Missing Maps

The need to preemptively map the world’s most vulnerable populations

Faranah-Composite-1

The lack of adequate maps of West African countries when the Ebola epidemic began highlighted the global humanitarian community’s extreme need to preemptively map the world’s most vulnerable populations and regions, according to Dale Kunce, a senior geospatial engineer and GIS team lead for the American Red Cross.

Although Kunce describes the collaborative and open-source mapping efforts that have taken place since spring 2014 as nothing short of amazing, he can’t help but wonder how different the outcome might have been with better geospatial information available at the outset of the crisis.

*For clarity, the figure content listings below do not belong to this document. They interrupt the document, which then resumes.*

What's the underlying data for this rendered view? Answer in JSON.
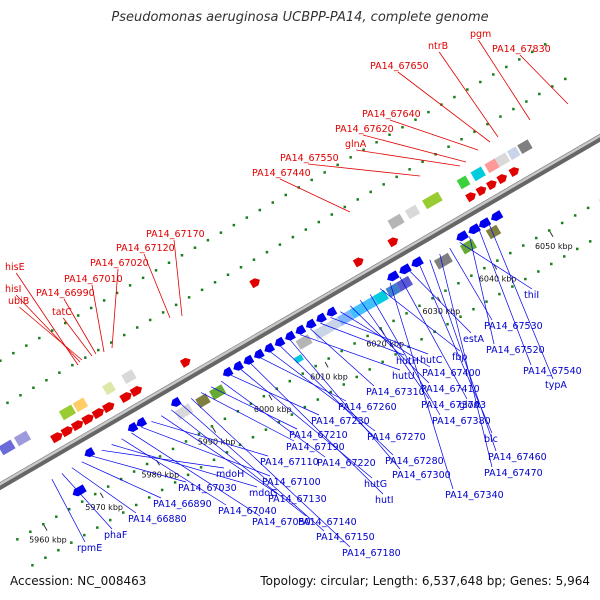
{
  "header": {
    "title": "Pseudomonas aeruginosa UCBPP-PA14, complete genome"
  },
  "footer": {
    "accession": "Accession: NC_008463",
    "stats": "Topology: circular; Length: 6,537,648 bp; Genes: 5,964"
  },
  "colors": {
    "forward": "#e00000",
    "reverse": "#0000ee",
    "backbone": "#888888",
    "tick": "#1a7f1a"
  },
  "ticks": [
    "5960 kbp",
    "5970 kbp",
    "5980 kbp",
    "5990 kbp",
    "6000 kbp",
    "6010 kbp",
    "6020 kbp",
    "6030 kbp",
    "6040 kbp",
    "6050 kbp"
  ],
  "labels_forward": [
    "hisE",
    "hisI",
    "ubiB",
    "tatC",
    "PA14_66990",
    "PA14_67010",
    "PA14_67020",
    "PA14_67120",
    "PA14_67170",
    "PA14_67440",
    "PA14_67550",
    "glnA",
    "PA14_67620",
    "PA14_67640",
    "PA14_67650",
    "ntrB",
    "pgm",
    "PA14_67830"
  ],
  "labels_reverse": [
    "rpmE",
    "phaF",
    "PA14_66880",
    "PA14_66890",
    "PA14_67030",
    "mdoH",
    "mdoG",
    "PA14_67040",
    "PA14_67050",
    "PA14_67100",
    "PA14_67110",
    "PA14_67130",
    "PA14_67140",
    "PA14_67150",
    "PA14_67180",
    "PA14_67190",
    "PA14_67210",
    "PA14_67220",
    "PA14_67230",
    "hutG",
    "hutI",
    "PA14_67260",
    "PA14_67270",
    "PA14_67280",
    "PA14_67300",
    "hutU",
    "PA14_67310",
    "hutH",
    "hutC",
    "PA14_67400",
    "PA14_67410",
    "PA14_67370",
    "PA14_67380",
    "fbp",
    "PA14_67340",
    "gloA3",
    "estA",
    "blc",
    "PA14_67460",
    "PA14_67470",
    "PA14_67530",
    "thiI",
    "PA14_67520",
    "PA14_67540",
    "typA"
  ]
}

“We were mapping so much, but what if we’d built up the mapping infrastructure [beforehand] so that we could have more effectively deployed those teams?” Kunce said. “Does that mean one life or 100 would have been better? I don’t know, but it could’ve made a huge difference.”

Before After Faranah

Map of Faranah, Guinea, pre-Ebola response (left) and today, after the activation of Humanitarian OpenStreetMap Team (HOT) volunteers.

To address this need, the American Red Cross, in coordination with the Humanitarian OpenStreetMap Team (HOT), reached out to the British Red Cross and Doctors Without Borders (Medecins Sans Frontieres) to create the Missing Maps project. The project’s objectives are to map the most vulnerable places in the developing world, as well as to support HOT in developing new technologies, workflows, and communities.

The U.S. State Department is also working to build communities around OSM through its MapGive and Imagery to the Crowd initiatives, but Missing Maps is unique in that it’s a collaborative effort by and for non-governmental organizations (NGOs).

“The goal of [these initiatives] is this growing network and movement around creating the best map of the world in OSM because the uses and applications are limitless and add real value in the critical, lifesaving context,” said Benson Wilder, a geographer and analyst with the State Department’s Humanitarian Information Unit.

In its first year, Missing Maps will actively seek additional partnerships among NGOs and individuals interested in being open data and software advocates.

“The Red Cross is not going to be able to map the entire world by ourselves nor do we want to,” Kunce said. “We are openly seeking new organizations to join us in our efforts to help map the world’s vulnerable places before disaster.”